Sa vie n'était pas simple. Et malgré tout elle voulait l'ordonner de façon à convaincre le père qu'elle ne contenait pas en germe un athéisme de conviction. Les circonstances avaient fait d'elle une révoltée, non une criminelle, et si elle avait été marquée à la fleur de lys, c'est qu'on l'avait prise pour une réformée. Elle le lui expliqua.

– Pourquoi ne vous êtes-vous pas disculpée, refusant de vous laisser assimiler à une hérétique ? Ne serait-ce que pour échapper à ce supplice infâme ?

Il lui fallut raconter qu'elle se cachait, qu'elle ne pouvait révéler qui elle était, que la police du roi avait mis sa tête à prix... Il y avait aussi son enfant qui était restée abandonnée dans la forêt, attachée à un arbre... C'était compliqué. Elle avait été chef de guerre : la Révoltée du Poitou. Il écoutait sans paraître ému et, chose curieuse, il reçut froidement l'aveu qu'elle lui fit d'avoir tué deux

fois de sa propre main. Elle avait égorgé le Grand Coerse qui menaçait la vie de son enfant, et elle avait fait trancher la tête de Montadour... Il négligea d'un geste de la main. Mais il s'attardait sur la moralité de sa vie : la luxure, l'adultère, maintes fois elle avait trompé son époux...

– Je le croyais mort, père !...

– Et la vertu de pureté ? Vous en faites bien fi, ce me semble, ma fille !...

Elle eut envie de hausser les épaules, de lui dire : « C'est sans importance. »

Elle s'embrouillait... Comme tout cela était loin. Une autre vie, un autre monde !

Elle dégageait de ce fatras une sensation d'horreur et d'impuissance et, par contraste, montait en elle un soulagement inexprimable à l'idée qu'elle se trouvait maintenant libre, aimée, protégée sur la terre d'Amérique.

Elle n'était plus seule à se débattre contre les séculaires oppressions. Un homme l'aimait. Il l'avait emmenée à l'écart de la cruauté des humains, il avait édifié autour d'elle des remparts, que les forces en présence dans le Nouveau Monde n'étaient plus déjà en état de renverser facilement, dans quelques jours il reviendrait...

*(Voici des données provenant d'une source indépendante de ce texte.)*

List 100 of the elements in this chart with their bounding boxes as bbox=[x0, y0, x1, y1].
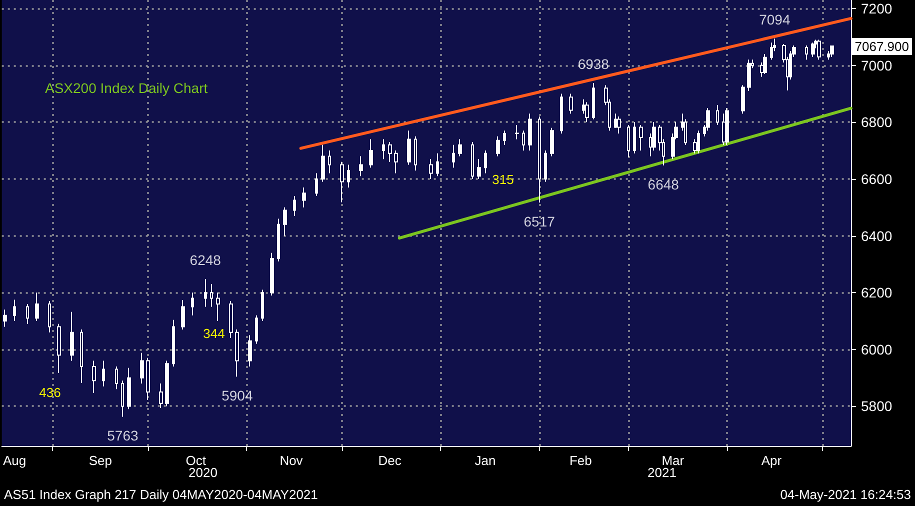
candlestick bbox=[270, 252, 274, 296]
candlestick bbox=[747, 59, 751, 92]
candlestick bbox=[48, 300, 51, 333]
candlestick bbox=[369, 138, 373, 168]
candlestick bbox=[140, 352, 144, 384]
candlestick bbox=[515, 124, 519, 140]
y-tick-label: 6000 bbox=[861, 341, 892, 358]
annotation: 5904 bbox=[222, 388, 253, 404]
y-tick-label: 7200 bbox=[861, 0, 892, 17]
candlestick bbox=[633, 122, 636, 154]
candlestick bbox=[522, 130, 525, 152]
candlestick bbox=[484, 150, 487, 174]
candlestick bbox=[80, 329, 83, 384]
x-tick-label: Nov bbox=[280, 453, 304, 468]
annotation: 6648 bbox=[648, 176, 680, 192]
annotation: 436 bbox=[39, 385, 61, 400]
candlestick bbox=[811, 42, 815, 58]
candlestick bbox=[26, 303, 29, 324]
candlestick bbox=[204, 278, 207, 308]
candlestick bbox=[146, 357, 150, 400]
x-tick-label: Mar bbox=[662, 453, 685, 468]
candlestick bbox=[172, 319, 175, 367]
candlestick bbox=[407, 130, 411, 166]
candlestick bbox=[538, 116, 541, 204]
candlestick bbox=[452, 144, 455, 168]
candlestick bbox=[569, 93, 573, 114]
candlestick bbox=[763, 53, 767, 74]
x-tick-label: Sep bbox=[88, 453, 112, 468]
candlestick bbox=[627, 124, 630, 158]
candlestick bbox=[805, 44, 808, 60]
annotation: 6938 bbox=[578, 56, 610, 72]
candlestick bbox=[210, 284, 213, 308]
candlestick bbox=[817, 39, 821, 60]
candlestick bbox=[503, 130, 506, 146]
candlestick bbox=[359, 156, 363, 177]
candlestick bbox=[458, 138, 462, 157]
candlestick bbox=[216, 292, 220, 322]
candlestick bbox=[347, 164, 350, 188]
candlestick bbox=[57, 323, 61, 374]
x-tick-label: Feb bbox=[569, 453, 592, 468]
text: AS51 Index Graph 217 Daily 04MAY2020-04MAY2021 bbox=[4, 487, 318, 502]
candlestick bbox=[725, 107, 729, 146]
candlestick bbox=[35, 292, 39, 322]
candlestick bbox=[293, 196, 296, 216]
candlestick bbox=[181, 299, 185, 330]
candlestick bbox=[191, 292, 194, 316]
candlestick bbox=[697, 130, 700, 154]
annotation: 6517 bbox=[524, 214, 556, 230]
candlestick bbox=[741, 84, 745, 114]
x-tick-label: Oct bbox=[186, 453, 206, 468]
x-tick-label: Aug bbox=[2, 453, 26, 468]
candlestick bbox=[477, 158, 481, 180]
candlestick bbox=[617, 116, 621, 134]
y-tick-label: 6800 bbox=[861, 114, 892, 130]
annotation: 7094 bbox=[759, 12, 790, 28]
x-tick-label: Apr bbox=[761, 453, 782, 468]
candlestick bbox=[560, 93, 563, 134]
candlestick bbox=[121, 380, 124, 418]
candlestick bbox=[315, 172, 318, 197]
x-tick-label: Dec bbox=[378, 453, 402, 468]
candlestick bbox=[544, 150, 547, 182]
candlestick bbox=[496, 136, 500, 157]
candlestick bbox=[414, 136, 417, 171]
candlestick bbox=[382, 138, 385, 160]
x-tick-label: Jan bbox=[474, 453, 496, 468]
candlestick bbox=[261, 289, 264, 322]
candlestick bbox=[436, 152, 439, 177]
y-tick-label: 6400 bbox=[861, 228, 892, 244]
candlestick bbox=[127, 367, 131, 410]
candlestick bbox=[639, 124, 643, 152]
candlestick bbox=[3, 309, 7, 328]
y-tick-label: 5800 bbox=[861, 398, 892, 414]
candlestick bbox=[550, 127, 554, 157]
candlestick bbox=[277, 218, 280, 262]
candlestick bbox=[585, 102, 589, 123]
text: ASX200 Index Daily Chart bbox=[45, 80, 208, 96]
candlestick bbox=[328, 150, 331, 174]
candlestick bbox=[248, 334, 252, 367]
y-tick-label: 7000 bbox=[861, 57, 892, 74]
candlestick bbox=[302, 186, 306, 208]
candlestick bbox=[159, 383, 163, 408]
y-tick-label: 6600 bbox=[861, 170, 892, 187]
candlestick bbox=[830, 44, 834, 58]
annotation: 344 bbox=[203, 326, 225, 341]
candlestick bbox=[70, 311, 74, 362]
annotation: 315 bbox=[492, 172, 514, 187]
candlestick bbox=[102, 360, 105, 387]
candlestick bbox=[388, 142, 392, 162]
text: 7067.900 bbox=[854, 39, 909, 54]
text: 2020 bbox=[188, 465, 218, 480]
candlestick bbox=[716, 104, 719, 126]
annotation: 5763 bbox=[107, 428, 138, 444]
text: 04-May-2021 16:24:53 bbox=[780, 487, 911, 502]
candlestick bbox=[13, 299, 16, 322]
candlestick bbox=[429, 158, 433, 180]
candlestick bbox=[283, 206, 287, 236]
candlestick bbox=[340, 161, 344, 203]
candlestick bbox=[229, 300, 233, 339]
y-tick-label: 6200 bbox=[861, 284, 892, 301]
candlestick bbox=[394, 150, 398, 174]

– Ah ! Comprenez, Merwin, nous pouvons enfin vivre heureux, libres de nous-mêmes, de nos convictions et de nos préférences... Je vous en prie... Laissez-nous vivre ! Laissez-nous vivre !...

– Ma fille, n'oubliez pas que vous êtes ici pour vous accuser de vos fautes et non pour vous chercher des excuses... et des alliances. (Il conclut.)... tout au long de votre vie, vous avez voulu ignorer, par faiblesse, étourderie ou découragement, les enseignements de l'Église qui vous recommandaient d'être vertueuse et chaste. Cependant, je vous absoudrai car Jésus fut indulgent à la femme adultère, il fut indulgent à la pécheresse qui vint à lui, par amour, répandre un flacon de parfum sur ses pieds.

« À l'exemple de sainte Marie-Madeleine, sachez pleurer parfois au pied de la croix pour la rémission des péchés du monde. Dans cet esprit, je vous prie de réciter votre acte de contrition.